Tuba e Piano
No auditório Joaquim de Almeida, os intérpretes do concerto para tuba e piano são anunciados por entre uma salva de palmas.
Tuba? Como pode alguém pensar em tuba quando decide enveredar pelas artes da música?
Ao lado de um piano a tuba é rude, enorme, grosseira, e pertence à classe dos Zé Ninguém.
Aos primeiros acordes de piano fecho os olhos porque a música deve beber-se pelos ouvidos em flutes de champanhe para que o seu aroma não se perca nas luzes do palco.
Ao lado do piano, começa a ouvir-se uma voz, quase um lamento a subir de tom, que me faz lembrar um não sei o quê muito triste do meu passado. Perco o piano e só oiço a tuba, chora, ou melhor conta o seu fado com uma angústia na voz que só quem já passou por muito consegue transmitir.
Vagueio e também sem saber bem porquê aterro nas declarações de Tino de Rans: “todos os candidatos são iguais, mas parece que uns jogam em campos relvados e outros em campos pelados.” Fico a pensar, acho que toda a vida joguei em campos pelados, caindo uma e outra vez arranhando joelhos e coração.
A tuba continua a contar-me a sua e a minha dor. Diz quem percebe disso, que o violoncelo tem a capacidade de reproduzir como nenhum outro instrumento a angústia do ser humano. Concordo! Mas a tuba, a tuba é a voz, poderosa e grave, que nos conforta com a sua melancolia. Não admira que a voz dos homens nos Peanuts seja representada por uma tuba.
Charlie Brown também joga num campo pelado, o pequeno pumpkin patch onde joga baseball é pelado.
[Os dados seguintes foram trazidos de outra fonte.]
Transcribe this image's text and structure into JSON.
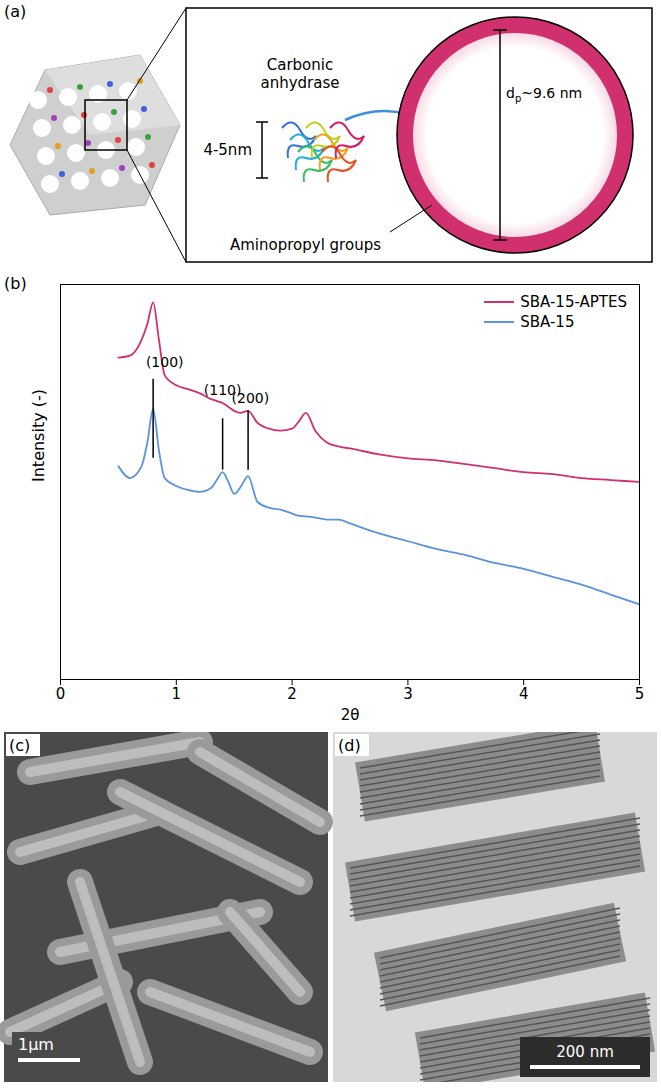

Imagino-o agora já adulto, com o cabelo a rarear, a retrospetivar a sua vida e os imensos pontapés no ar que a Lucy o obrigava a dar, enquanto conduz o seu utilitário em direcção à casa que possui nos subúrbios… e a Lucy por onde andará ela? Em pequeno sempre lhe tinham dito que iriam acabar por casar os dois, mas a vida nem sempre concorda com os nossos planos e um dia Lucy saiu da vida dele deixando-o dar um último pontapé no ar, o maior de todos.
Schroeder mudou-se para Viena e nunca mais tivera qualquer contacto com ele e o pequeno Linus… engraçado, quando as pessoas crescem… quando as pessoas crescem… como seria o pequeno Linus se a vida não tivesse desistido dele aos 21 anos?
A tuba lembra-me a voz de todos os pais, sempre presente mas muitas vezes ignorada como uma voz menor… João, tem cuidado... e o petiz, levando a mala às costas, desce do autocarro agarrando-se ao corrimão. E em Rans, o Tino perde as eleições mas não deixa que lhe digam o que não pode ser.